Siendo muy pequeño, tanto que no puedo recordar cuándo, mi madre me dijo que ese colgajo que tenía entre las piernas era la pilila. Siempre mencioné la palabra, pocas veces, con cierto rubor. Luego, con amigos, supe que otras madres, quizás menos modosas, habían enseñado a sus hijos que también se le podía llamar la minga, la picha o la polla.
Mi madre, que sólo había ido a la escuela lo justo para saber leer, escribir y las cuatro reglas, no sabía que me estaba transmitiendo unos valores propios del matriarcado manipulador e intolerante de la sociedad de la época. Esto sucedía a principios de los años sesenta con el dictador en plena forma.
Gracias al esfuerzo que está haciendo el ministerio de Igualdad he podido conocer la manipulación a la que he estado sometido durante gran parte de mi vida. Es muy posible que algunos de mis traumas, de mis complejos, de mi falta de autoconciencia de mi identidad se deba a esa mala educación que recibí y que también recibieron todos los chicos de mi época.

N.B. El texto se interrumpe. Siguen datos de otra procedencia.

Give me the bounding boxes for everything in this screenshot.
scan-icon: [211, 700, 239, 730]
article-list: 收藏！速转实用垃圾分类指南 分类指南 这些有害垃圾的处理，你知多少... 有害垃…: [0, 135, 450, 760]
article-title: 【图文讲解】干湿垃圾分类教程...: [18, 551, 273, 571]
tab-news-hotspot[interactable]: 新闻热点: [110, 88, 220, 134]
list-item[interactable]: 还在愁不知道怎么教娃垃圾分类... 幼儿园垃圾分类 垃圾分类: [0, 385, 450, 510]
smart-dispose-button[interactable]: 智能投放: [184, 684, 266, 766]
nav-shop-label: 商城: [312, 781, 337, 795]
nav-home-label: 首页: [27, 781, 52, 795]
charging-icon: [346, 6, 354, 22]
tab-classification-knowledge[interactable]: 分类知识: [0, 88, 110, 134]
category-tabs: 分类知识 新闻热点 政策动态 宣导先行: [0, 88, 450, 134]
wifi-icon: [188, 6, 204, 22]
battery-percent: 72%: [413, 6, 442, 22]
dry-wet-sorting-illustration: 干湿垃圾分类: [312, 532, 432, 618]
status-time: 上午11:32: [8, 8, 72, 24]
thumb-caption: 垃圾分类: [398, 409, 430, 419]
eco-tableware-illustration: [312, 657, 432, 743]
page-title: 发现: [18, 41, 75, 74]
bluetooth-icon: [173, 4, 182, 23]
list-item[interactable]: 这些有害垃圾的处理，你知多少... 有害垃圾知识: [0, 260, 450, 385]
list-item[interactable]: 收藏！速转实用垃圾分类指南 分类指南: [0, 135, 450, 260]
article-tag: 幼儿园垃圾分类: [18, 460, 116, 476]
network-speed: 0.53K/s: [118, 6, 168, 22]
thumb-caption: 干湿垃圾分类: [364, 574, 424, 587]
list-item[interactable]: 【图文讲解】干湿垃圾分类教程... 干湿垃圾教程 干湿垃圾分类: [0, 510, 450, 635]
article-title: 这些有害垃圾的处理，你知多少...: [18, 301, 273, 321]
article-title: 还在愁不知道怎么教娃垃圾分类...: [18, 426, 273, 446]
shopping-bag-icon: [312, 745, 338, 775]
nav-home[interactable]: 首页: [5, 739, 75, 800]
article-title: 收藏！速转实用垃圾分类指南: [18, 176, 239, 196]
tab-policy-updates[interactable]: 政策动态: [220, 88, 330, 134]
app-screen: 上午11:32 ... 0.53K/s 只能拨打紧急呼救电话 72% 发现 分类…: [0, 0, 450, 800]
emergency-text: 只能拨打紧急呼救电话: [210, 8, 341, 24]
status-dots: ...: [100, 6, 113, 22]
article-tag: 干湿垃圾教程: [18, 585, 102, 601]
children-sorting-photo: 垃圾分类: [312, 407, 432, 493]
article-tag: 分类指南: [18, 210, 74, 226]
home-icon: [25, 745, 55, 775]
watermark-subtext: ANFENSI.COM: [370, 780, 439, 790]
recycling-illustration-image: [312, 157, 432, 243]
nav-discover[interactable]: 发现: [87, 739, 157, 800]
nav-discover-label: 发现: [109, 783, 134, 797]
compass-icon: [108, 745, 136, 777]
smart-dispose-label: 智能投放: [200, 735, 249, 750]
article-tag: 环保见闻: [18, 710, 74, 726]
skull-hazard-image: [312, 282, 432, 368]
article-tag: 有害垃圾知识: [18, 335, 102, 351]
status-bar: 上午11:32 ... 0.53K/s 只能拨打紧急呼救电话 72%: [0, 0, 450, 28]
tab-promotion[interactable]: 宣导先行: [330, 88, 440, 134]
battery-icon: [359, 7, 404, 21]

Se le dio el nombre femenino de pilila al atributo masculino por excelencia. He podido deducir que eso viene a ser algo así como caparnos (algo así) nuestra varonilidad.
Ahora sé que eso no era una pilila, que su nombre correcto es el pililo, el pollo, el mingo o el picho.
Me siente reconfortado y lo estaré más cuando mis coetáneas mujeres descubran que entre sus piernas lo que tienen es la coña.